OWAC® is a registered acronym and trade name and stands for ‘Ocean Water Assisted Cooling’. It is a product of Omega Engineering Inc. The founder and owner of Omega Engineering Inc. – Anthony van Sprang – spent many, many years thinking, reading, discussing, gaining experience and experimenting with the use of seawater in airconditioning systems. In this proces there were two breakthroughs; the moment Van Sprang learned how to directly use seawater of temperatures between 25-35 degrees celsius for the cooling process of buildings, and secondly he invented a way to get control of the enormous and devastating coriosivity of seawater.
In a nutshell: an OWAC plant uses ocean water to assist in achieving very high operating efficiency, without the penalty of using scarce and expensive potable water and energy consuming cooling towers.
An OWAC plant uses ocean water as a heat sink, and thus has to deal with the characteristics and properties of ocean water in order to function reliably and up to energetic specifications.
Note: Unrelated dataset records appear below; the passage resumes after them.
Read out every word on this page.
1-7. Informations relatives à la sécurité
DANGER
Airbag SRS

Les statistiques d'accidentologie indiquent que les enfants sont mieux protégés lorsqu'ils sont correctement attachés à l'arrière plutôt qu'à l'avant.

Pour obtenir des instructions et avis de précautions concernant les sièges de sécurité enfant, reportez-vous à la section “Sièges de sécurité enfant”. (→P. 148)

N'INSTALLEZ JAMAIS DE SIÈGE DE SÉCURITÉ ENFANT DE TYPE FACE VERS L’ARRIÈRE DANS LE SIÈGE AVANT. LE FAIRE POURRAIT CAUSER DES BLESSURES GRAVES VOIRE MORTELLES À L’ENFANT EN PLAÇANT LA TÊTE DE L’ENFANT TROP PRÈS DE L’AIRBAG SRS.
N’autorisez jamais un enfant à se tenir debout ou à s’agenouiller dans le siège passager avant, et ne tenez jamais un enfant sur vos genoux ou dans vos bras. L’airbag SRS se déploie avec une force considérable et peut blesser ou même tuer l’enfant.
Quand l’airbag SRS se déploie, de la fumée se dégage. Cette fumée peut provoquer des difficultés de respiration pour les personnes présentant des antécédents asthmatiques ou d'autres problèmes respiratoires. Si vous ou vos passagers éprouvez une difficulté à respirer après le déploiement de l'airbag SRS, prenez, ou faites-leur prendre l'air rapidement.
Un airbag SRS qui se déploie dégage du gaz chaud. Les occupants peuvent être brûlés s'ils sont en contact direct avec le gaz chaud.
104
Ocean water is distinct from potable water in the sense that it is living water teeming with micro and macro bio organisms, and contains a myriad of elements and chemicals that we normally do not design for in standard cooling systems. This makes ocean water particularly difficult to handle and requires careful planning and engineering to make an OWAC plant work and perform as planned.
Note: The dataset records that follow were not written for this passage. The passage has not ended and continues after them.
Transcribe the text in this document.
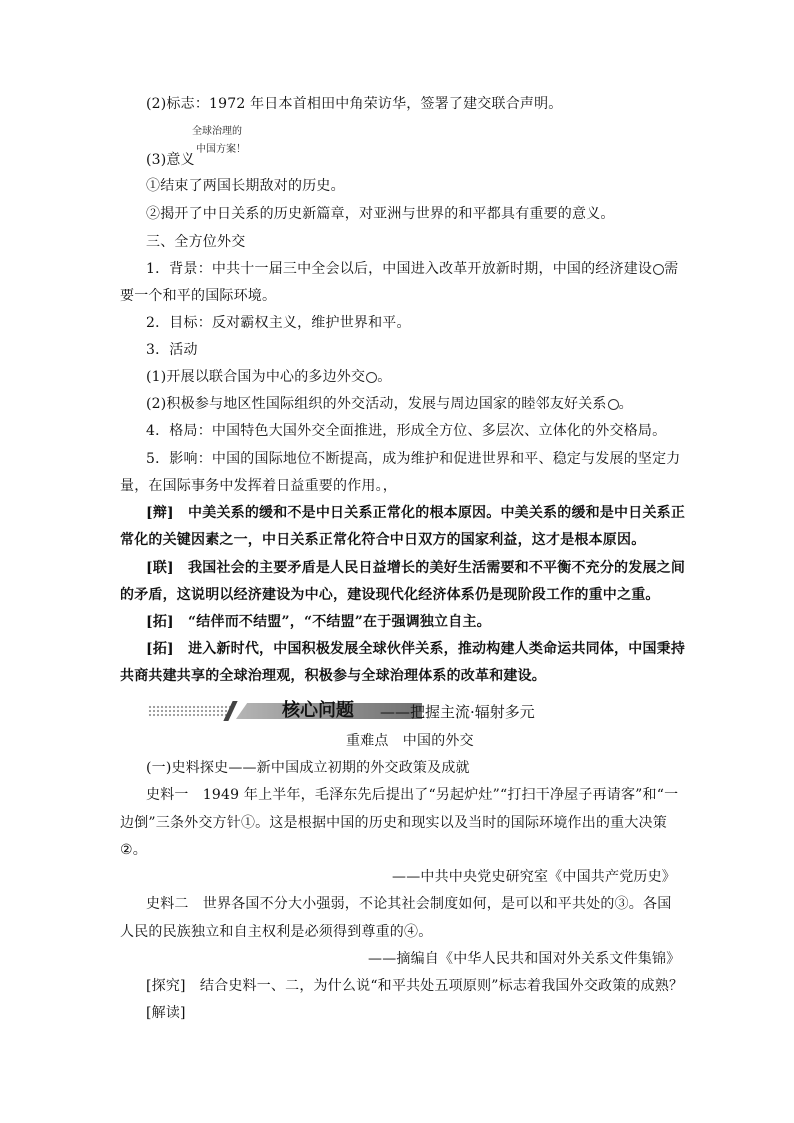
(2)标志：1972 年日本首相田中角荣访华，签署了建交联合声明。
全球治理的
中国方案！
(3)意义
①结束了两国长期敌对的历史。
②揭开了中日关系的历史新篇章，对亚洲与世界的和平都具有重要的意义。
三、全方位外交
1．背景：中共十一届三中全会以后，中国进入改革开放新时期，中国的经济建设 需
要一个和平的国际环境。
2．目标：反对霸权主义，维护世界和平。
3．活动
(1)开展以联合国为中心的多边外交 。
(2)积极参与地区性国际组织的外交活动，发展与周边国家的睦邻友好关系 。
4．格局：中国特色大国外交全面推进，形成全方位、多层次、立体化的外交格局。
5．影响：中国的国际地位不断提高，成为维护和促进世界和平、稳定与发展的坚定力
量，在国际事务中发挥着日益重要的作用。，
[辩]　中美关系的缓和不是中日关系正常化的根本原因。中美关系的缓和是中日关系正
常化的关键因素之一，中日关系正常化符合中日双方的国家利益，这才是根本原因。
[联]　我国社会的主要矛盾是人民日益增长的美好生活需要和不平衡不充分的发展之间
的矛盾，这说明以经济建设为中心，建设现代化经济体系仍是现阶段工作的重中之重。
[拓]　“结伴而不结盟”，“不结盟”在于强调独立自主。
[拓]　进入新时代，中国积极发展全球伙伴关系，推动构建人类命运共同体，中国秉持
共商共建共享的全球治理观，积极参与全球治理体系的改革和建设。
核心问题 ——把握主流·辐射多元
重难点　中国的外交
(一)史料探史——新中国成立初期的外交政策及成就
史料一　1949 年上半年，毛泽东先后提出了“另起炉灶”“打扫干净屋子再请客”和“一
边倒”三条外交方针①。这是根据中国的历史和现实以及当时的国际环境作出的重大决策
②。
——中共中央党史研究室《中国共产党历史》
史料二　世界各国不分大小强弱，不论其社会制度如何，是可以和平共处的③。各国
人民的民族独立和自主权利是必须得到尊重的④。
——摘编自《中华人民共和国对外关系文件集锦》
[探究]　结合史料一、二，为什么说“和平共处五项原则”标志着我国外交政策的成熟？
[解读]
The big rewards of an OWAC plant are the extreme low operating cost and overall lifecycle cost, which are the result of using spear point high tech vapor compression technology, combined with precision mechanical engineering, careful material selection and process control technology.
The final result is, when compared to real life conventional air cooled cooling equipment, that these plants deliver three times more cooling capacity for the same amount of consumed energy. In practice this means that the greatest operating expense in the lifecycle of a cooling system is reduced with about 70-75 percent.